19. Mai 2021 Frank Albers
Am Mittwochnachmittag gab das Moderationsteam eine kurze Pressekonferenz, in der sie ein wenig aus dem Nähkästchen plauderten. Interessant war die Information von Chantal Janzen, dass sie auch die Rolle der „Fuerlöscherin“ hat und immer dann einspringen muss, wenn während der Show irgendetwas schief läuft. Bei den Generalproben passierte dies leider häufiger mal. In einer Situation musste sie gleich spontan mehrere Minuten überbrücken und begann mit dem Hallenpublikum ein holländisches Kinderlied zu singen. In einer Liveshow würde sie sich das aber nicht trauen und kann dann zu ihrem Glück auf fertige Texte zurückgreifen, In dieser speziellen Situation war eine Kamera ausgefallen und aufgrund der festen Programmierung der Kameraschaltungen ging dann gar nichts mehr und Chantal hätte während dieser, für sie endlosen Zeit vor allem die Techniker bewundert, die versuchten, in Windeseile den Schaden zu beheben.

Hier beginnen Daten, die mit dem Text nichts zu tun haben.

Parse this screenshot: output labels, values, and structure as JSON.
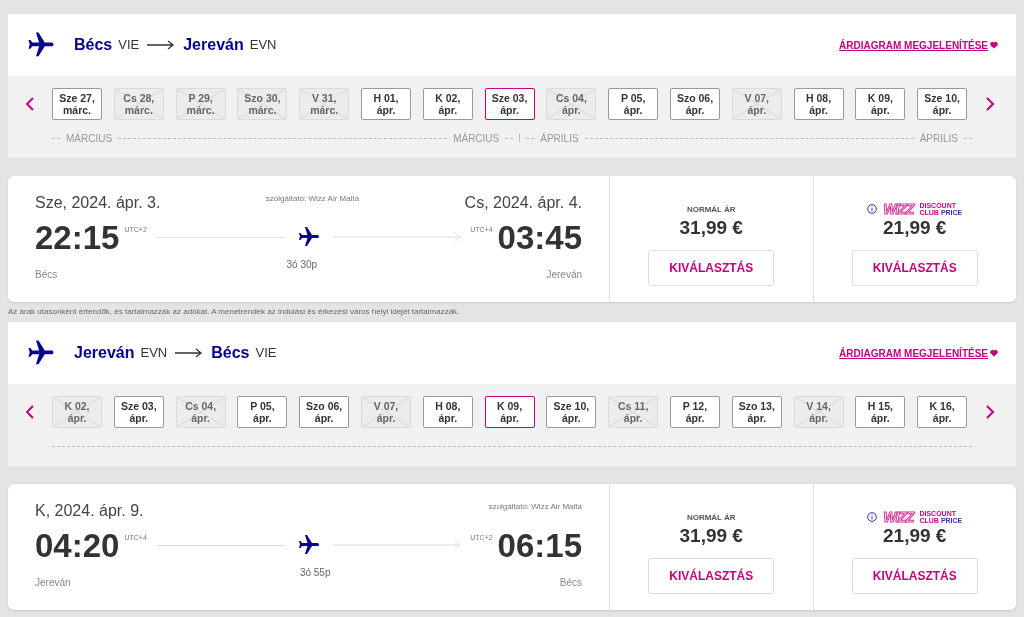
{
  "legs": [
    {
      "from_city": "Bécs",
      "from_code": "VIE",
      "to_city": "Jereván",
      "to_code": "EVN",
      "chart_link": "ÁRDIAGRAM MEGJELENÍTÉSE",
      "dates": [
        {
          "day": "Sze 27,",
          "month": "márc.",
          "disabled": false,
          "selected": false
        },
        {
          "day": "Cs 28,",
          "month": "márc.",
          "disabled": true,
          "selected": false
        },
        {
          "day": "P 29,",
          "month": "márc.",
          "disabled": true,
          "selected": false
        },
        {
          "day": "Szo 30,",
          "month": "márc.",
          "disabled": true,
          "selected": false
        },
        {
          "day": "V 31,",
          "month": "márc.",
          "disabled": true,
          "selected": false
        },
        {
          "day": "H 01,",
          "month": "ápr.",
          "disabled": false,
          "selected": false
        },
        {
          "day": "K 02,",
          "month": "ápr.",
          "disabled": false,
          "selected": false
        },
        {
          "day": "Sze 03,",
          "month": "ápr.",
          "disabled": false,
          "selected": true
        },
        {
          "day": "Cs 04,",
          "month": "ápr.",
          "disabled": true,
          "selected": false
        },
        {
          "day": "P 05,",
          "month": "ápr.",
          "disabled": false,
          "selected": false
        },
        {
          "day": "Szo 06,",
          "month": "ápr.",
          "disabled": false,
          "selected": false
        },
        {
          "day": "V 07,",
          "month": "ápr.",
          "disabled": true,
          "selected": false
        },
        {
          "day": "H 08,",
          "month": "ápr.",
          "disabled": false,
          "selected": false
        },
        {
          "day": "K 09,",
          "month": "ápr.",
          "disabled": false,
          "selected": false
        },
        {
          "day": "Sze 10,",
          "month": "ápr.",
          "disabled": false,
          "selected": false
        }
      ],
      "month_labels": [
        "MÁRCIUS",
        "MÁRCIUS",
        "ÁPRILIS",
        "ÁPRILIS"
      ],
      "flight": {
        "departure_date": "Sze, 2024. ápr. 3.",
        "provider": "szolgáltató: Wizz Air Malta",
        "arrival_date": "Cs, 2024. ápr. 4.",
        "departure_time": "22:15",
        "departure_utc": "UTC+2",
        "duration": "3ó 30p",
        "arrival_utc": "UTC+4",
        "arrival_time": "03:45",
        "departure_city": "Bécs",
        "arrival_city": "Jereván"
      },
      "prices": [
        {
          "kind": "normal",
          "label": "NORMÁL ÁR",
          "price": "31,99 €",
          "button": "KIVÁLASZTÁS"
        },
        {
          "kind": "club",
          "brand": "WIZZ",
          "tag_1": "DISCOUNT",
          "tag_2": "CLUB",
          "tag_3": "PRICE",
          "price": "21,99 €",
          "button": "KIVÁLASZTÁS"
        }
      ]
    },
    {
      "from_city": "Jereván",
      "from_code": "EVN",
      "to_city": "Bécs",
      "to_code": "VIE",
      "chart_link": "ÁRDIAGRAM MEGJELENÍTÉSE",
      "dates": [
        {
          "day": "K 02,",
          "month": "ápr.",
          "disabled": true,
          "selected": false
        },
        {
          "day": "Sze 03,",
          "month": "ápr.",
          "disabled": false,
          "selected": false
        },
        {
          "day": "Cs 04,",
          "month": "ápr.",
          "disabled": true,
          "selected": false
        },
        {
          "day": "P 05,",
          "month": "ápr.",
          "disabled": false,
          "selected": false
        },
        {
          "day": "Szo 06,",
          "month": "ápr.",
          "disabled": false,
          "selected": false
        },
        {
          "day": "V 07,",
          "month": "ápr.",
          "disabled": true,
          "selected": false
        },
        {
          "day": "H 08,",
          "month": "ápr.",
          "disabled": false,
          "selected": false
        },
        {
          "day": "K 09,",
          "month": "ápr.",
          "disabled": false,
          "selected": true
        },
        {
          "day": "Sze 10,",
          "month": "ápr.",
          "disabled": false,
          "selected": false
        },
        {
          "day": "Cs 11,",
          "month": "ápr.",
          "disabled": true,
          "selected": false
        },
        {
          "day": "P 12,",
          "month": "ápr.",
          "disabled": false,
          "selected": false
        },
        {
          "day": "Szo 13,",
          "month": "ápr.",
          "disabled": false,
          "selected": false
        },
        {
          "day": "V 14,",
          "month": "ápr.",
          "disabled": true,
          "selected": false
        },
        {
          "day": "H 15,",
          "month": "ápr.",
          "disabled": false,
          "selected": false
        },
        {
          "day": "K 16,",
          "month": "ápr.",
          "disabled": false,
          "selected": false
        }
      ],
      "flight": {
        "departure_date": "K, 2024. ápr. 9.",
        "provider": "szolgáltató: Wizz Air Malta",
        "departure_time": "04:20",
        "departure_utc": "UTC+4",
        "duration": "3ó 55p",
        "arrival_utc": "UTC+2",
        "arrival_time": "06:15",
        "departure_city": "Jereván",
        "arrival_city": "Bécs"
      },
      "prices": [
        {
          "kind": "normal",
          "label": "NORMÁL ÁR",
          "price": "31,99 €",
          "button": "KIVÁLASZTÁS"
        },
        {
          "kind": "club",
          "brand": "WIZZ",
          "tag_1": "DISCOUNT",
          "tag_2": "CLUB",
          "tag_3": "PRICE",
          "price": "21,99 €",
          "button": "KIVÁLASZTÁS"
        }
      ]
    }
  ],
  "disclaimer": "Az árak utasonként értendők, és tartalmazzák az adókat. A menetrendek az indulási és érkezési város helyi idejét tartalmazzák."
}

Ansosnten ging es in der Pressekonferenz vor allem um Dinge wie der Stimmung vor und während der Liveshow: Gänsehaut bei allen und die Riesenfreude endlich wieder vor Publikum aufzutreten. Neuling Nikki de Jager fiel es am schwersten, sich an das eng getaktete Drehbuch zu halten, das keinen Spielraum für Improvisationen lässt, ganz anderes als in ihrer youtube-Show.

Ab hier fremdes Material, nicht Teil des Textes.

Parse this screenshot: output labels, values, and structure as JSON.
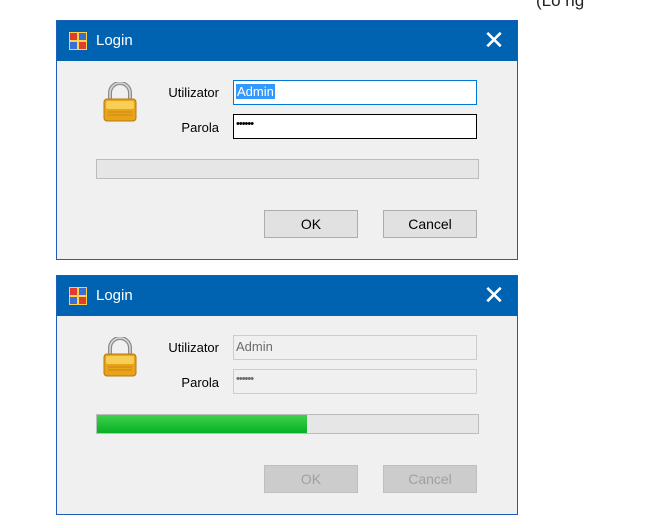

Jan Smit wurde gefragt, ob er sich vorstellen könne, die Niederlande einmal beim ESC als Sänger zu vertreten. Vor zehn Jahren hatte er tatsächlich einmal darüber nachgedacht, inzwischen fühle er sich aber zu alt dafür und zudem hätte er als langjähriger Co-Kommentator und jetzt als Moderator beim ESC alle Höhepunkte erreicht; mehr ginge nicht.

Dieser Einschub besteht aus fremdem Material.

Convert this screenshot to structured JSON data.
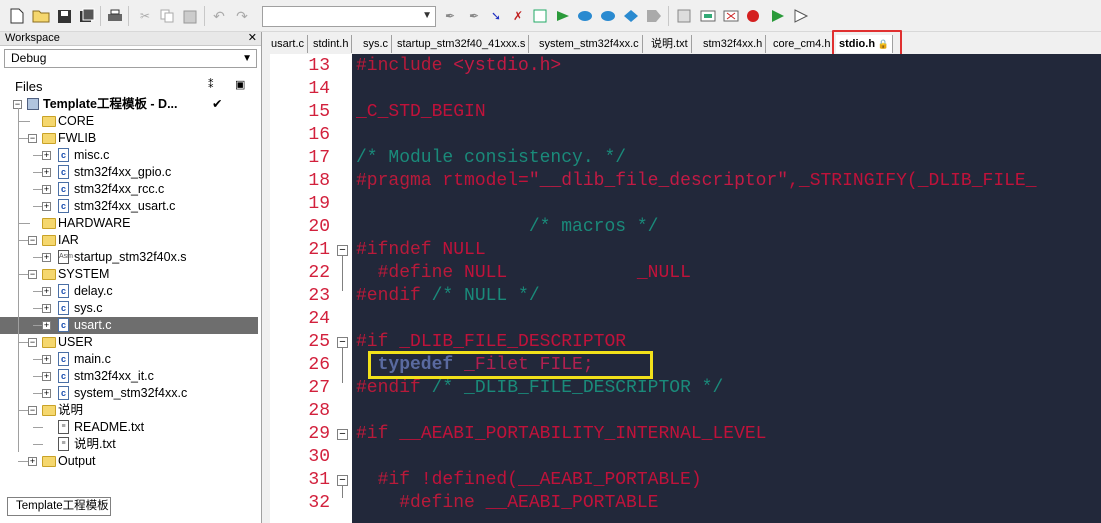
{
  "toolbar": {
    "find_value": "",
    "icons": [
      "new-file",
      "open-file",
      "save",
      "save-all",
      "print",
      "cut",
      "copy",
      "paste",
      "undo",
      "redo",
      "find-combo",
      "toggle-bookmark",
      "go-to",
      "find",
      "replace",
      "debug",
      "make",
      "rebuild",
      "download",
      "stop",
      "run",
      "step"
    ]
  },
  "workspace": {
    "title": "Workspace",
    "config": "Debug",
    "files_label": "Files",
    "bottom_tab": "Template工程模板",
    "tree": [
      {
        "label": "Template工程模板 - D...",
        "level": 0,
        "type": "project",
        "check": "✔"
      },
      {
        "label": "CORE",
        "level": 1,
        "type": "folder"
      },
      {
        "label": "FWLIB",
        "level": 1,
        "type": "folder"
      },
      {
        "label": "misc.c",
        "level": 2,
        "type": "c"
      },
      {
        "label": "stm32f4xx_gpio.c",
        "level": 2,
        "type": "c"
      },
      {
        "label": "stm32f4xx_rcc.c",
        "level": 2,
        "type": "c"
      },
      {
        "label": "stm32f4xx_usart.c",
        "level": 2,
        "type": "c"
      },
      {
        "label": "HARDWARE",
        "level": 1,
        "type": "folder"
      },
      {
        "label": "IAR",
        "level": 1,
        "type": "folder"
      },
      {
        "label": "startup_stm32f40x.s",
        "level": 2,
        "type": "asm"
      },
      {
        "label": "SYSTEM",
        "level": 1,
        "type": "folder"
      },
      {
        "label": "delay.c",
        "level": 2,
        "type": "c"
      },
      {
        "label": "sys.c",
        "level": 2,
        "type": "c"
      },
      {
        "label": "usart.c",
        "level": 2,
        "type": "c",
        "selected": true
      },
      {
        "label": "USER",
        "level": 1,
        "type": "folder"
      },
      {
        "label": "main.c",
        "level": 2,
        "type": "c"
      },
      {
        "label": "stm32f4xx_it.c",
        "level": 2,
        "type": "c"
      },
      {
        "label": "system_stm32f4xx.c",
        "level": 2,
        "type": "c"
      },
      {
        "label": "说明",
        "level": 1,
        "type": "folder"
      },
      {
        "label": "README.txt",
        "level": 2,
        "type": "txt"
      },
      {
        "label": "说明.txt",
        "level": 2,
        "type": "txt"
      },
      {
        "label": "Output",
        "level": 1,
        "type": "folder"
      }
    ]
  },
  "tabs": [
    "usart.c",
    "stdint.h",
    "sys.c",
    "startup_stm32f40_41xxx.s",
    "system_stm32f4xx.c",
    "说明.txt",
    "stm32f4xx.h",
    "core_cm4.h",
    "stdio.h"
  ],
  "active_tab": "stdio.h",
  "editor": {
    "lines": [
      {
        "n": "13",
        "parts": [
          [
            "k-pp-dim",
            "#include "
          ],
          [
            "k-str",
            "<ystdio.h>"
          ]
        ]
      },
      {
        "n": "14",
        "parts": []
      },
      {
        "n": "15",
        "parts": [
          [
            "k-id",
            "_C_STD_BEGIN"
          ]
        ]
      },
      {
        "n": "16",
        "parts": []
      },
      {
        "n": "17",
        "parts": [
          [
            "k-cm",
            "/* Module consistency. */"
          ]
        ]
      },
      {
        "n": "18",
        "parts": [
          [
            "k-pp-dim",
            "#pragma "
          ],
          [
            "k-id",
            "rtmodel="
          ],
          [
            "k-str",
            "\"__dlib_file_descriptor\""
          ],
          [
            "k-id",
            ",_STRINGIFY(_DLIB_FILE_"
          ]
        ]
      },
      {
        "n": "19",
        "parts": []
      },
      {
        "n": "20",
        "parts": [
          [
            "k-cm",
            "                /* macros */"
          ]
        ]
      },
      {
        "n": "21",
        "parts": [
          [
            "k-pp-dim",
            "#ifndef "
          ],
          [
            "k-id",
            "NULL"
          ]
        ],
        "fold": true
      },
      {
        "n": "22",
        "parts": [
          [
            "k-pp-dim",
            "  #define "
          ],
          [
            "k-id",
            "NULL            _NULL"
          ]
        ]
      },
      {
        "n": "23",
        "parts": [
          [
            "k-pp-dim",
            "#endif "
          ],
          [
            "k-cm",
            "/* NULL */"
          ]
        ]
      },
      {
        "n": "24",
        "parts": []
      },
      {
        "n": "25",
        "parts": [
          [
            "k-pp-dim",
            "#if "
          ],
          [
            "k-id",
            "_DLIB_FILE_DESCRIPTOR"
          ]
        ],
        "fold": true
      },
      {
        "n": "26",
        "parts": [
          [
            "k-kw",
            "  typedef "
          ],
          [
            "k-ty",
            "_Filet FILE;"
          ]
        ]
      },
      {
        "n": "27",
        "parts": [
          [
            "k-pp-dim",
            "#endif "
          ],
          [
            "k-cm",
            "/* _DLIB_FILE_DESCRIPTOR */"
          ]
        ]
      },
      {
        "n": "28",
        "parts": []
      },
      {
        "n": "29",
        "parts": [
          [
            "k-pp-dim",
            "#if "
          ],
          [
            "k-id",
            "__AEABI_PORTABILITY_INTERNAL_LEVEL"
          ]
        ],
        "fold": true
      },
      {
        "n": "30",
        "parts": []
      },
      {
        "n": "31",
        "parts": [
          [
            "k-pp-dim",
            "  #if "
          ],
          [
            "k-id",
            "!defined(__AEABI_PORTABLE)"
          ]
        ],
        "fold": true
      },
      {
        "n": "32",
        "parts": [
          [
            "k-pp-dim",
            "    #define "
          ],
          [
            "k-id",
            "__AEABI_PORTABLE"
          ]
        ]
      }
    ]
  }
}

Edsilia Rombley sprach über ihre schönsten Eurovision-Momente und dachte dabei vor allem an ihrem Auftritt beim ESC 1998 in Birmingham und an ihre Begegnung mit der britischen Sängerin Imaani. Imaani hätte sie als Persönlichkeit so begeistert, dass sie ihre Tochter nach ihr benannt habe.